Rating: ![1 stars](http://www.reviewfocus.com/images/stars-1-0.gif) Summary: TWO THUMBS DOWN...... Review: Can't believe they actually published this book....Victor Niederhoffer truly shows how confused he is about using the most elementary technical market tools...Especially chapter on candle stick charting proves once again he is doing a so called research about a subject that he doesn't even understand, and more comically he proceeds and finds a publishers that will actually print his book....What is more extraordinary to me is, Victor once actually run an investment company....And instead of going back and trying to understand and learn from his mistakes, Victor prefers to put his head into the sand, and trying to convince everybody that most of the technical indicators that are out there are basically useless....My time reading this book was totally wasted, save yours....
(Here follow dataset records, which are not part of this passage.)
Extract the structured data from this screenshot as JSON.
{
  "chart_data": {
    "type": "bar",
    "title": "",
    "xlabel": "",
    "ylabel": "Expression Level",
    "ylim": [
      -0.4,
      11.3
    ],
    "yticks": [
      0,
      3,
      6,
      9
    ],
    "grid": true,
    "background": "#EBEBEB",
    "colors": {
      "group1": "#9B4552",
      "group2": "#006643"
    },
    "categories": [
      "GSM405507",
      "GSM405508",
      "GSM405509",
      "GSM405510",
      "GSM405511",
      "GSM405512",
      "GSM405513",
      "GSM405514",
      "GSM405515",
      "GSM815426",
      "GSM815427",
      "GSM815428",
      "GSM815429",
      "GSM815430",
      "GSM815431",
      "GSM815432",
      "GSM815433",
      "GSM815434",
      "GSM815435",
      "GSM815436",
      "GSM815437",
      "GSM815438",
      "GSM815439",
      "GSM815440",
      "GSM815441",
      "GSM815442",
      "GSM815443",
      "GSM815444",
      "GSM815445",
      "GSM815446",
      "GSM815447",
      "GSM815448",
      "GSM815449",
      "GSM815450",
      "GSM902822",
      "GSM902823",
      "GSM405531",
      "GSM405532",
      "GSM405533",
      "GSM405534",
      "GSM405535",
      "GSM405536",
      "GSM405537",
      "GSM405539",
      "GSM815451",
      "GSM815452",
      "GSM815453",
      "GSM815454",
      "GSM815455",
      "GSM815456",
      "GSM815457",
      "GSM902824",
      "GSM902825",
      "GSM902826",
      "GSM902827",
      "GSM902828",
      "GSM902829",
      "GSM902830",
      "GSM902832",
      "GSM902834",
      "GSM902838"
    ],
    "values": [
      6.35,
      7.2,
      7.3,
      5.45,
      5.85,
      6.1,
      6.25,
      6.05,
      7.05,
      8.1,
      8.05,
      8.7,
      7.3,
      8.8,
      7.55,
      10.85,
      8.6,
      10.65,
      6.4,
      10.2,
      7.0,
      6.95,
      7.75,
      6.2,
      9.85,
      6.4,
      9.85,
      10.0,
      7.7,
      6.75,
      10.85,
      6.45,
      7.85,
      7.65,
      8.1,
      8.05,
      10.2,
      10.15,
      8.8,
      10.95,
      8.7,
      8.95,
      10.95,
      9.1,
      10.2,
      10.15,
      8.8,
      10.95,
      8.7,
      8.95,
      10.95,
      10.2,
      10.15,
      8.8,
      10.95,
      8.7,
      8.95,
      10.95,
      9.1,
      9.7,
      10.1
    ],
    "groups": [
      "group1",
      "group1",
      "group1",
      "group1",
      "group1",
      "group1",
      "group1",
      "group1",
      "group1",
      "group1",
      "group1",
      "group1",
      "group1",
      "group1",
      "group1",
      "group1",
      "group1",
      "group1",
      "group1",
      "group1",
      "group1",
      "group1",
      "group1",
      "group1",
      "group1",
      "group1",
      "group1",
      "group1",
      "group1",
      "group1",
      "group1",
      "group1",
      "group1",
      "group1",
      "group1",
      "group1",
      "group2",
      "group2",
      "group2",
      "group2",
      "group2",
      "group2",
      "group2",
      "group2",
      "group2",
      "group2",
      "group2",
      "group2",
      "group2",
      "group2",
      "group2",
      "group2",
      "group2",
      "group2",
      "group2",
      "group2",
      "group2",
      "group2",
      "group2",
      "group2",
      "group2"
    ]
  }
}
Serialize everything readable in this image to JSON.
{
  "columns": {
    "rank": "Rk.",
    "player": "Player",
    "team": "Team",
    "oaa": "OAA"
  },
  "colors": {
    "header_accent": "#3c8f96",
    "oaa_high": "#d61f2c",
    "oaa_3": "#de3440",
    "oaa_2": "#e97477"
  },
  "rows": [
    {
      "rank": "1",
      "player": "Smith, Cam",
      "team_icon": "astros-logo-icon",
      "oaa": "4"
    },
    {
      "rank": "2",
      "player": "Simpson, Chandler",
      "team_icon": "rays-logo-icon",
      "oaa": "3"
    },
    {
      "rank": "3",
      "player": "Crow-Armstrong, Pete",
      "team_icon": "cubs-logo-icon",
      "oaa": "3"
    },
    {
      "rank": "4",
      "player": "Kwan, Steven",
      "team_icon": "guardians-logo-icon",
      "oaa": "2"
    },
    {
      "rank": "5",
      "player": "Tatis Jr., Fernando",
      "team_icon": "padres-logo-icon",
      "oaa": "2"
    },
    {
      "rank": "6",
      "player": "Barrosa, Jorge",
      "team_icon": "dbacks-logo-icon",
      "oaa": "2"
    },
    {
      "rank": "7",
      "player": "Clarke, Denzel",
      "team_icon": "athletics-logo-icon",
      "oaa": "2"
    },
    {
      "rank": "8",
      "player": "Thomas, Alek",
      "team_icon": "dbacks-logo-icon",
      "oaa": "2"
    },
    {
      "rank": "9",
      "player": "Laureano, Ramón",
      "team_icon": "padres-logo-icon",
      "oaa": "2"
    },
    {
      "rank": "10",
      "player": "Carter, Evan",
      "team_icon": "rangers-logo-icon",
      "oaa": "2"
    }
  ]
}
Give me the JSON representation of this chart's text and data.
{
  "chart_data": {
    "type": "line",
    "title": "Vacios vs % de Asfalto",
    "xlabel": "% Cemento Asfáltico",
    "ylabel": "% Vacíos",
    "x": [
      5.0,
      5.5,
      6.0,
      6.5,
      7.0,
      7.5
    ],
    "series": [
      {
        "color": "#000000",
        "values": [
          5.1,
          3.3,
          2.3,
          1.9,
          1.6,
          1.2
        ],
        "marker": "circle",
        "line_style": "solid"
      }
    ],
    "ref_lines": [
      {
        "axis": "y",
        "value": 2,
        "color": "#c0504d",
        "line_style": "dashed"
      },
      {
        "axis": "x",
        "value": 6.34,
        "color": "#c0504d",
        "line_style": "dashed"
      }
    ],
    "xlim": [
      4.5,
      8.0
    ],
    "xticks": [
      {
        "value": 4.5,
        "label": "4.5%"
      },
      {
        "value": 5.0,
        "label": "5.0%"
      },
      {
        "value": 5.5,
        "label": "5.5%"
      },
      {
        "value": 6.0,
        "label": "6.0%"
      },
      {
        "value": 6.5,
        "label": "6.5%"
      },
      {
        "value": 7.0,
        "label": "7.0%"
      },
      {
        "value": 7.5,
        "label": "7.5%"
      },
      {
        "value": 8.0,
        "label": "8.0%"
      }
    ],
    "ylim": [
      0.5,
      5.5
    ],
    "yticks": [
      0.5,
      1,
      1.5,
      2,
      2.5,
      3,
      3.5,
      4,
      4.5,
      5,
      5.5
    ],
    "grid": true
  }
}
Rating: ![2 stars](http://www.reviewfocus.com/images/stars-2-0.gif) Summary: One of the worst investment books! Review: If you are looking into some advice on 'practical speculation' then, contrary to what this book title suggests, you will not find it here. After finishing this book I cannot think of anything useful I read there. The book mostly is a tribute to Victor Niederhoffer' various skills (mathematics, squash, etc.), which quite frankly I do not care about. The criticism (or bashing, should I say) of various famous investors or prominent figures of the investment world borders on ridiculous. I am not saying that these investors are right in their approaches and Niederhoffer is wrong - honestly, I don't know. But the way Niederhoffer deals with it is very condescending and lacks of any real proof. In very few cases when the author tries to support his words with some statistical calculations I found such calculations to be totally unconvincing and taking completely out of context. The only reason I gave it two stars instead of one (that this book definitely deserves as a financial education tool) is some amusing stories and facts I found there. Overal it is still a waste of time.